Bij brief van 4 februari 2013 heeft de Minister van Veiligheid en Justitie hierop gereageerd met de mededeling dat er geen ruimte is voor gemeentelijke initiatieven, omdat regulering of legalisering van cannabisteelt volgens hem in strijd is met internationale verdragen (VN- verdragen en EU-recht) en de Opiumwet.

Hij heeft bij het Algemeen Overleg met de Vaste Kamercommissie Veiligheid en Justitie op 13 december 2012 toegezegd vóór 2014 een inventarisatie te maken van plannen van gemeenten op het gebied van wietteelt en deze van een juridisch kader te voorzien. Concrete plannen van gemeenten die vóór 1 april 2013 bij hem bekend zijn, zullen hierbij worden betrokken.

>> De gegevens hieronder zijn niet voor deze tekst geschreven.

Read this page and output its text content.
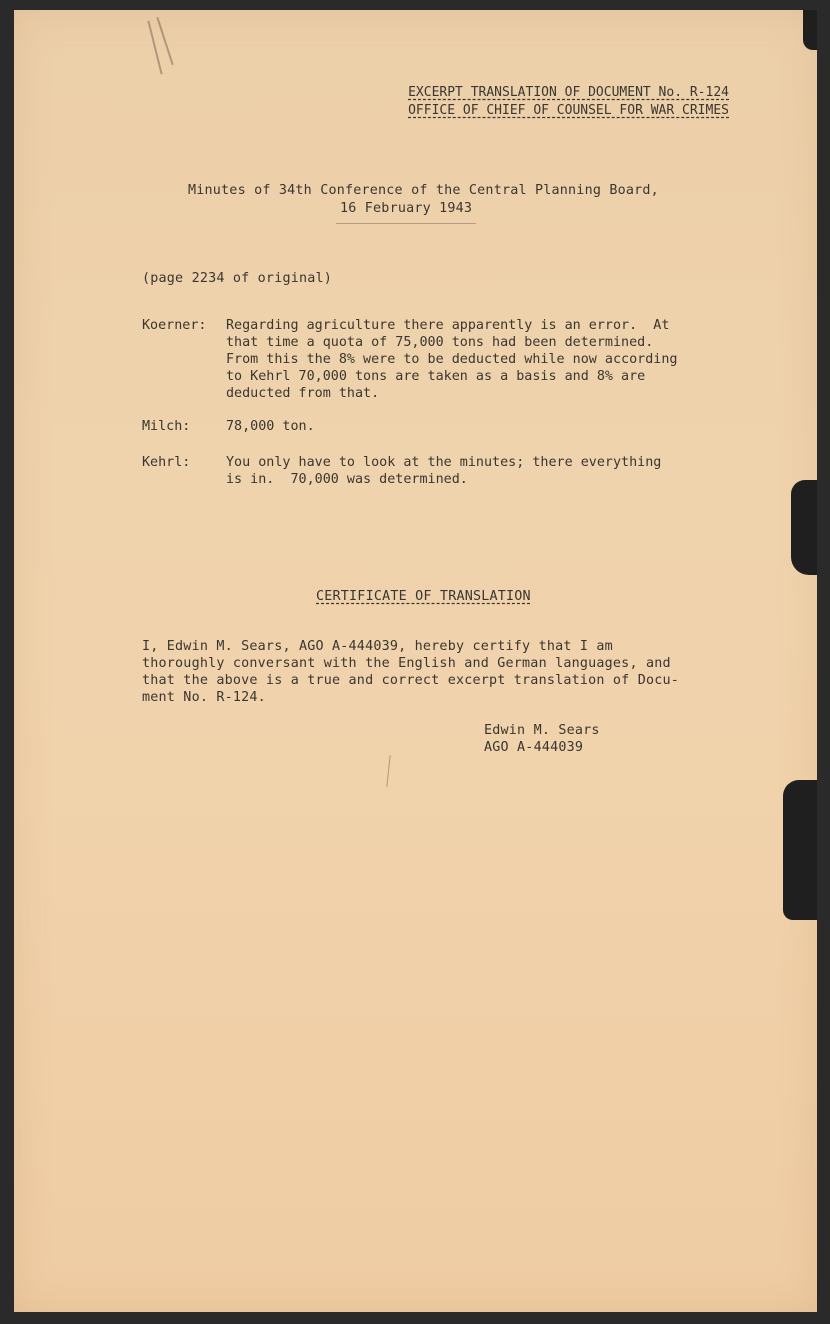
EXCERPT TRANSLATION OF DOCUMENT No. R-124
OFFICE OF CHIEF OF COUNSEL FOR WAR CRIMES
Minutes of 34th Conference of the Central Planning Board,
16 February 1943
(page 2234 of original)
Koerner: Regarding agriculture there apparently is an error.  At
that time a quota of 75,000 tons had been determined.
From this the 8% were to be deducted while now according
to Kehrl 70,000 tons are taken as a basis and 8% are
deducted from that.
Milch:	78,000 ton.
Kehrl:	You only have to look at the minutes; there everything
is in.  70,000 was determined.
CERTIFICATE OF TRANSLATION
I, Edwin M. Sears, AGO A-444039, hereby certify that I am
thoroughly conversant with the English and German languages, and
that the above is a true and correct excerpt translation of Docu-
ment No. R-124.
Edwin M. Sears
AGO A-444039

2. Kaders coffeeshopbeleid

2.1 Opiumwet en landelijk beleid

De wijziging van de Opiumwet in 1976 is voor een groot deel bepalend voor het huidige drugsbeleid. Er werd onderscheid aangebracht tussen soft- en harddrugs, waarbij harddrugs als stoffen met een onaanvaardbaar risico op lijst I werden geplaatst. De hennepproducten die als softdrugs worden aangemerkt, staan op lijst II. Bezit van harddrugs is strafbaar als misdrijf; bezit van een beperkte hoeveelheid softdrugs is strafbaar als overtreding.

Reeds in 1980 is er opsporing- en vervolgingsbeleid ter zake van verkoop van softdrugs vastgelegd. De vestiging van commerciële coffeeshops werd mogelijk gemaakt, mits de kleinhandel zich onopvallend gedroeg.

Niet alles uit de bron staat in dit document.